On peut supposer que d’autres francophones étaient de la partie, mais là on touche à une exagération mal placée. L’innovation digitale française pèse-t-elle vraiment autant que cela sur la scène mondiale de l’électronique grand public ? Ça se saurait et nous compterions davantage de licornes, ces sociétés valorisées plus d’un milliard de dollars.

Sans être défaitistes, il est temps de passer un cap et de remettre nos ambitions à leur niveau, tout en se dotant des moyens nécessaires à leur réalisation.

Soyons davantage faiseurs et moins diserts

Globalement, il y a eu deux grandes périodes dans l’histoire de l’écosystème d’innovation digitale français. La première, c’est l’ère des pionniers comme Kelkoo, Meetic, Wikio, Copains d’avant, Dailymotion, PriceMinister, Doctissimo, mais aussi Archos, Free, OVH, Ventes Privées, Nabaztag, VLC… Il s’agit essentiellement d’une génération d’entrepreneurs passionnés par les nouvelles technologies émergentes qui ont perçu rapidement les possibilités qu’offraient les nouvelles technologies pour connecter les gens, les objets, pour tirer parti de nouveaux supports de stockage et développer ce que l’on appelait à l’époque le multimédia, pour dématérialiser les échanges et vendre en ligne.
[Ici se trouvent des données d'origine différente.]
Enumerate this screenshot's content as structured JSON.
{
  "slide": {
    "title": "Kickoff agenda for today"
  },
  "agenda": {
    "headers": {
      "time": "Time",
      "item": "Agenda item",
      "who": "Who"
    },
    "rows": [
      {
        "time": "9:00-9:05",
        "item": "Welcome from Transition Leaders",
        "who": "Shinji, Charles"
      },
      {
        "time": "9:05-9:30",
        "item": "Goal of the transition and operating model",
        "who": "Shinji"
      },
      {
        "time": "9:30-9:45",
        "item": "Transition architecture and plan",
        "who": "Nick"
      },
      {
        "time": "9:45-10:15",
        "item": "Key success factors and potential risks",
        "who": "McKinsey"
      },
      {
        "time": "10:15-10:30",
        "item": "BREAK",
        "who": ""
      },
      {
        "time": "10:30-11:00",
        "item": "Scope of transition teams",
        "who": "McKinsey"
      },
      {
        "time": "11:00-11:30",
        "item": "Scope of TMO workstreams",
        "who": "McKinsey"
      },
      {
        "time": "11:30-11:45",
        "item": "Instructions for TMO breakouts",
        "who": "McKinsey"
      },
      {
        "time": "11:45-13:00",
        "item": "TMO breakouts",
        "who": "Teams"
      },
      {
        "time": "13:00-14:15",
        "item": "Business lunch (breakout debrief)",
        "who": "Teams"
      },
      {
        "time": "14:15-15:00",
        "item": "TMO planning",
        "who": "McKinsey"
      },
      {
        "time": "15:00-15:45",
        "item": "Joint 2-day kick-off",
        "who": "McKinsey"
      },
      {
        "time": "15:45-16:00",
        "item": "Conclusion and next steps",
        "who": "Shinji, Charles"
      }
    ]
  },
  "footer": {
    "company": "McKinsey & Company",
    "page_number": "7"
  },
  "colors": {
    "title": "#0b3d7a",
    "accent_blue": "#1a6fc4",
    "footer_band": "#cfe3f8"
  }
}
C’était une époque riche et créative qui voyait dans l’usage de la grande toile mondiale de nouvelles possibilités pour s’affranchir des frontières, créer des marchés nouveaux et de nouvelles relations avec les clients. On levait des fonds, on développait un concept et on le commercialisait. La notoriété était primordiale pour percer et l’on était déjà dans la recherche de l’efficacité, de l’interface au paiement, en limitant les clics.

La deuxième génération s’est construite sur d’autres modèles et dans des conditions différentes. C’est celle de Blablacar, Criteo, Deezer, Webedia, ou encore Chauffeur Privé devenu récemment Kapten. Ce qui la distingue de la première c’est, entre autres, un contexte qui s’est enrichi et complexifié : l’Internet mobile démocratisé et son « applification » (le développement d’applications dédiées, voire la naissance de services d’abord sur mobile), l’usage généralisé de la donnée pour le ciblage publicitaire autant que la personnalisation de l’expérience utilisateur (géolocalisation, profilage). En toile de fond, les médias sociaux sont devenus de plus en plus présents dans le lien avec les utilisateurs, qu’il s’agisse de communication ou de gestion de la relation client.

Les conditions d’exercice ont également changé. Intrapreneuriat au sein de grands groupes, espaces de coworking, incubateurs, pôles de compétitivité, les structures pour encourager les premiers pas font partie du paysage. Là où les VC (venture capitalists) étaient le cœur financier, désormais les jeux sont plus ouverts. L’écosystème est bien plus vivant et riche, au point que l’on voit des envolées d’innovation thématiques émerger avec un grand nombre d’acteurs initiaux avant que le marché ne se concentre : fintech, delivery, proptech, sleeptech, foodtech...

Soyons francoptimiste pour faire naitre les géants français de demain !

Nous sommes dans une période où de nouvelles technologies de rupture sont en train de bousculer la donne, comme le machine learning ou la blockchain, et il est peut-être temps de passer à un troisième âge de l’innovation digitale. Aujourd’hui, les incubateurs sont nombreux, diversifiés et l’accompagnement des jeunes pousses s’effectue à de nombreux niveaux, du financement aux conseils en management et en gestion, du mentorat technique aux conseils juridiques. Entreprendre est une passion française bien ancrée et le vivier est fourni.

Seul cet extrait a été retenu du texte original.